エンディングノートの作成は「気負い過ぎなくていい」という(写真:イメージマート)
何から手をつけていいのかわからない──そんな理由で生前整理を避けていると、家族だけでなく、自分の老後も悲惨なことになりかねない。一方で、しっかりやろうとすると多大な手間がかかるのがやっかいなところ。重要なのは、「最低限やるべき要点」を押さえることだ。
生前整理を進めてきたら、仕上げはここまでしてきたことをエンディングノートにまとめることだ。だが、「ノートの作成は気負い過ぎなくていい」と空き家対策パートナー代表の内藤久氏が語る。

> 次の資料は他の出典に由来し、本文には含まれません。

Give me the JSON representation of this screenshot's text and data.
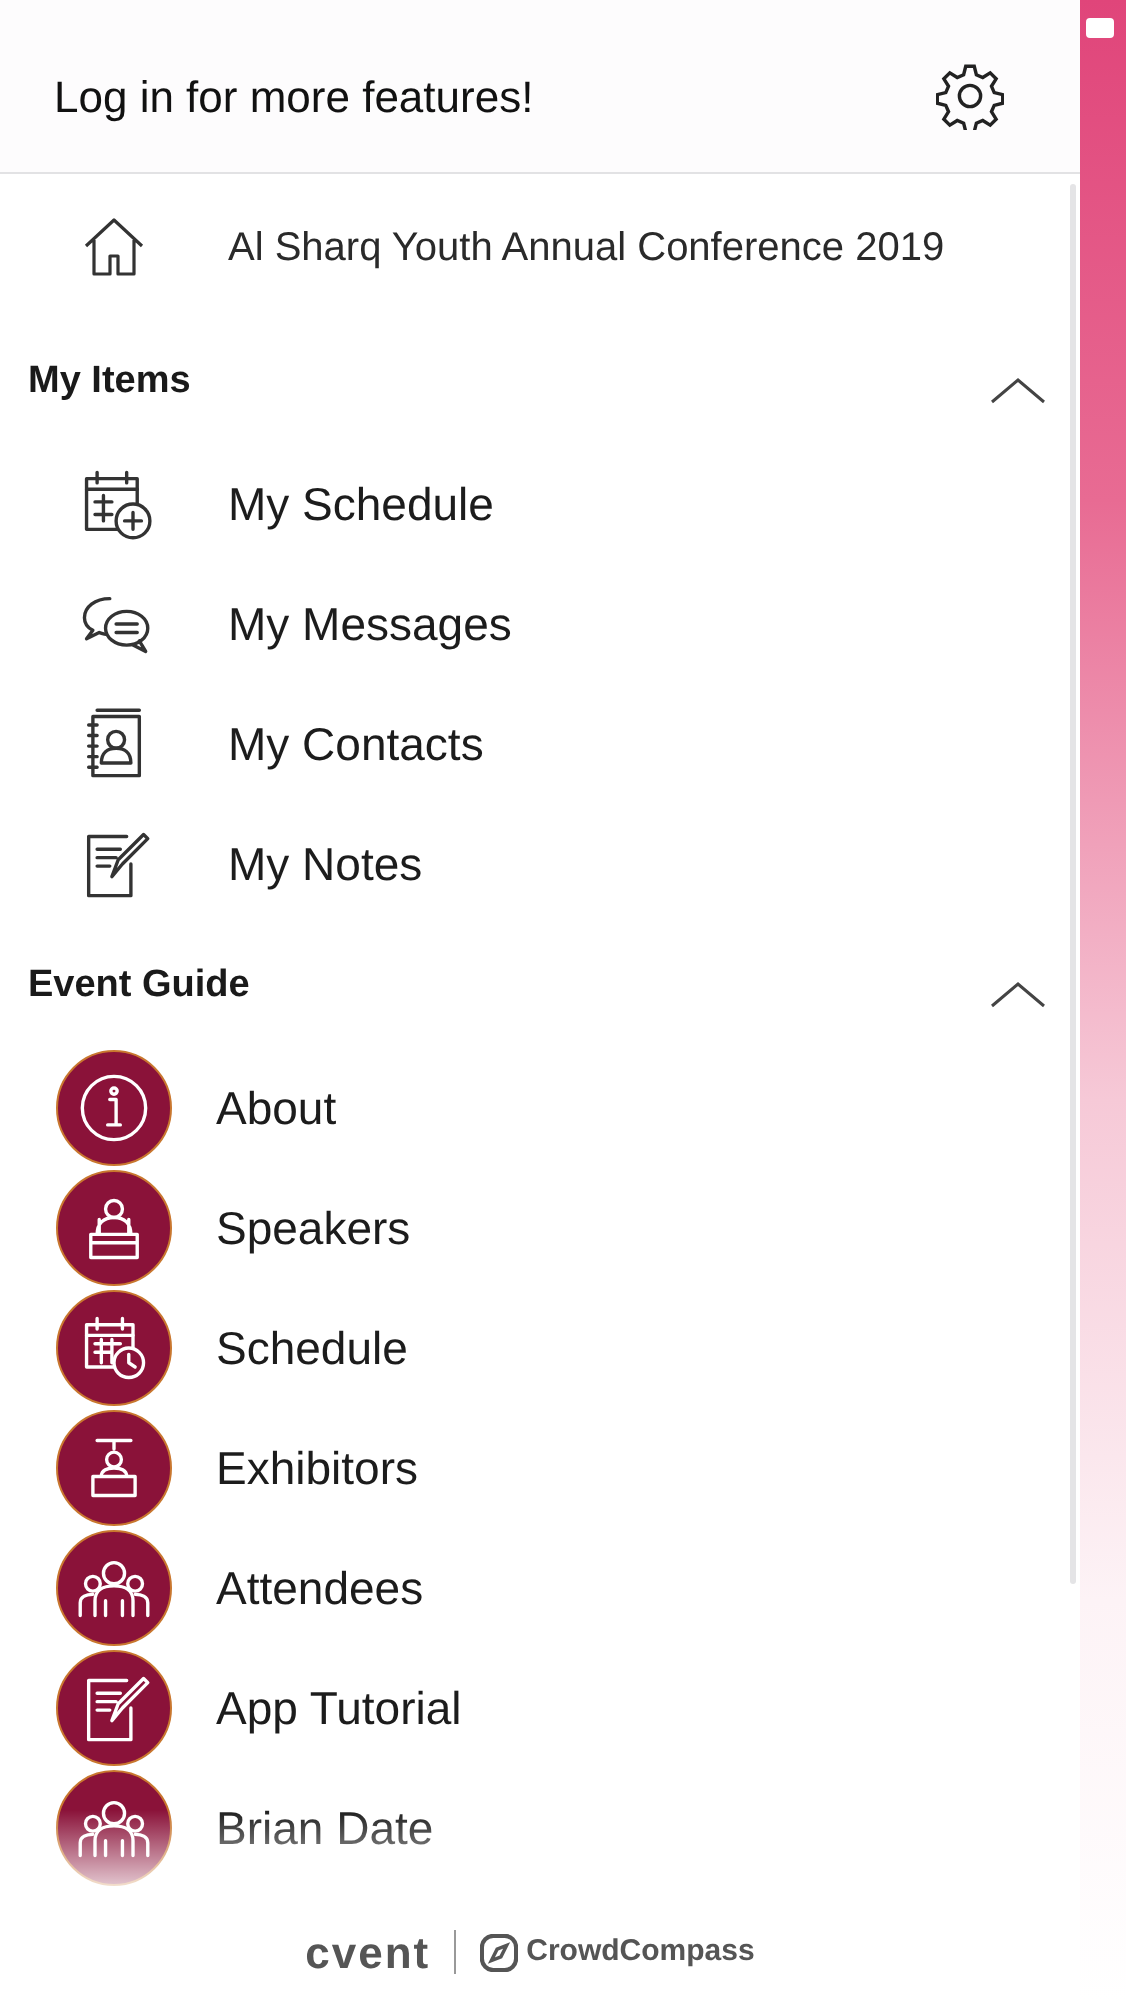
{
  "header": {
    "title": "Log in for more features!"
  },
  "home": {
    "label": "Al Sharq Youth Annual Conference 2019"
  },
  "sections": [
    {
      "title": "My Items",
      "expanded": true,
      "kind": "outline",
      "items": [
        {
          "label": "My Schedule",
          "kind": "calendar-plus"
        },
        {
          "label": "My Messages",
          "kind": "chat"
        },
        {
          "label": "My Contacts",
          "kind": "contact-book"
        },
        {
          "label": "My Notes",
          "kind": "note"
        }
      ]
    },
    {
      "title": "Event Guide",
      "expanded": true,
      "kind": "badge",
      "items": [
        {
          "label": "About",
          "kind": "info"
        },
        {
          "label": "Speakers",
          "kind": "speaker"
        },
        {
          "label": "Schedule",
          "kind": "calendar-clock"
        },
        {
          "label": "Exhibitors",
          "kind": "booth"
        },
        {
          "label": "Attendees",
          "kind": "people"
        },
        {
          "label": "App Tutorial",
          "kind": "note"
        },
        {
          "label": "Brian Date",
          "kind": "people"
        }
      ]
    }
  ],
  "footer": {
    "brands": [
      "cvent",
      "CrowdCompass"
    ]
  }
}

「市販のエンディングノートは項目がたくさんあって少し大変ですが、本来はA4用紙1枚のみのメモでOKです。銀行、証券会社、保険会社は名前さえ書いておけばのちに遺族が容易に詳細を調べられるので、すぐにわからなければ支店名や口座名まで記す必要はありません。不動産も所在する自治体名だけで大丈夫です」
相続専門の税理士・植崎紳矢氏も言う。
「銀行は支店などがわからなくても遺族が窓口に行けば故人の口座を探してくれます。その際には法定相続情報一覧図など故人との関係を証明する資料が必要となります。証券口座は『証券保管振替機構(ほふり)』、保険は『生命保険契約照会制度』に問い合わせれば口座や保険契約を照会してくれます。不動産は所在する自治体さえわかれば『名寄帳』で不動産の情報を集められます」
便利な制度が充実してきているので、それらを上手く活用すれば遺族の負担は大きく減る。